ELLIS Honours Student 2025

Part of ELLIS Honours Students for the Master of AI

Below is a summary of my experience as ELLIS Honours Student, you can also find more information here.

Figure 1: Cees Snoek & Matteo Nulli at the ELLIS Honors Presentations.

Title: Object-Guided Visual Tokens: Eliciting Compositional Reasoning in Multimodal Language Models

Links: 📄 Paper 📜 Full Thesis 📝 Blogpost 🧑‍💻 Code

Co-supervisors: Ivona Najdenkoska (ELLIS Postdoc-Amsterdam), Yuki M. Asano (ELLIS Member-Nuremberg), Marcel Worring (ELLIS Fellow-Amsterdam), Vladimir Orshoulevich (eBay Foundation Models Team)

Research Summary:

Standard Multimodal Large Language Models (MLLMs) employ contrastive pre-trained vision encoders whose performance, while undoubtedly good in a good range of tasks, falls short in Compositional Understanding and Reasoning on the visual input. This is mostly due their pre-training objective aimed at retrieval between similar image/captions rather than in-depth understanding of all components of an image. Moreover, while state-of-the-art image encoding methods yield strong performance, they inflate the number of visual input tokens by roughly two to three times, thereby significantly lengthening both training and inference times.

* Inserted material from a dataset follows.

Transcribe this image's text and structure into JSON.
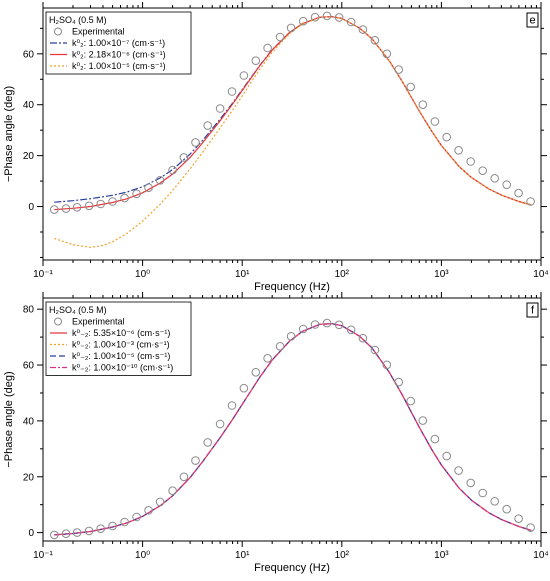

To alleviate these issues, we present OG-LLaVA (Object-Guided LLaVA), a novel multimodal architecture which, through a novel connector design (OG-Fusion), enhances the model’s ability to understand and reason about visual content without substantially increasing the number of tokens or unfreezing the Vision Encoder. A core element of OG-Fusion is the combination of CLIP output representations with segmentation masks. By leveraging the descriptive power of advanced segmentation models, OG-LLaVA attains superior performance at tasks which require a deeper understanding of object relationships and spatial arrangements and, more broadly, within the domains of compositional reasoning and visual grounding.

MSc Honours experience:

The MSc Honours Programme has been a real game‑changer for my research. While working on my thesis, I was able to dig deep into multimodal learning exploring the subtle challenges of compositional reasoning and visual understanding within vision‑language models. The best part was spending a month in Nuremberg: teaming up with Prof. Yuki Asano at the new Foundational AI Lab (University of Technology Nuremberg) let me sharpen my experiments, try out fresh ideas, and see how blue‑sky theory can quickly turn practical. This experience—made possible by the ELLIS HonoursProgramme—allowed me to learn directly from Europe’s leading AI researchers, while PhD Ivona Nadjenkoska, the VISLab team at the University of Amsterdam, and my supervisors at eBay ensured that each step stayed both rigorous and rewarding.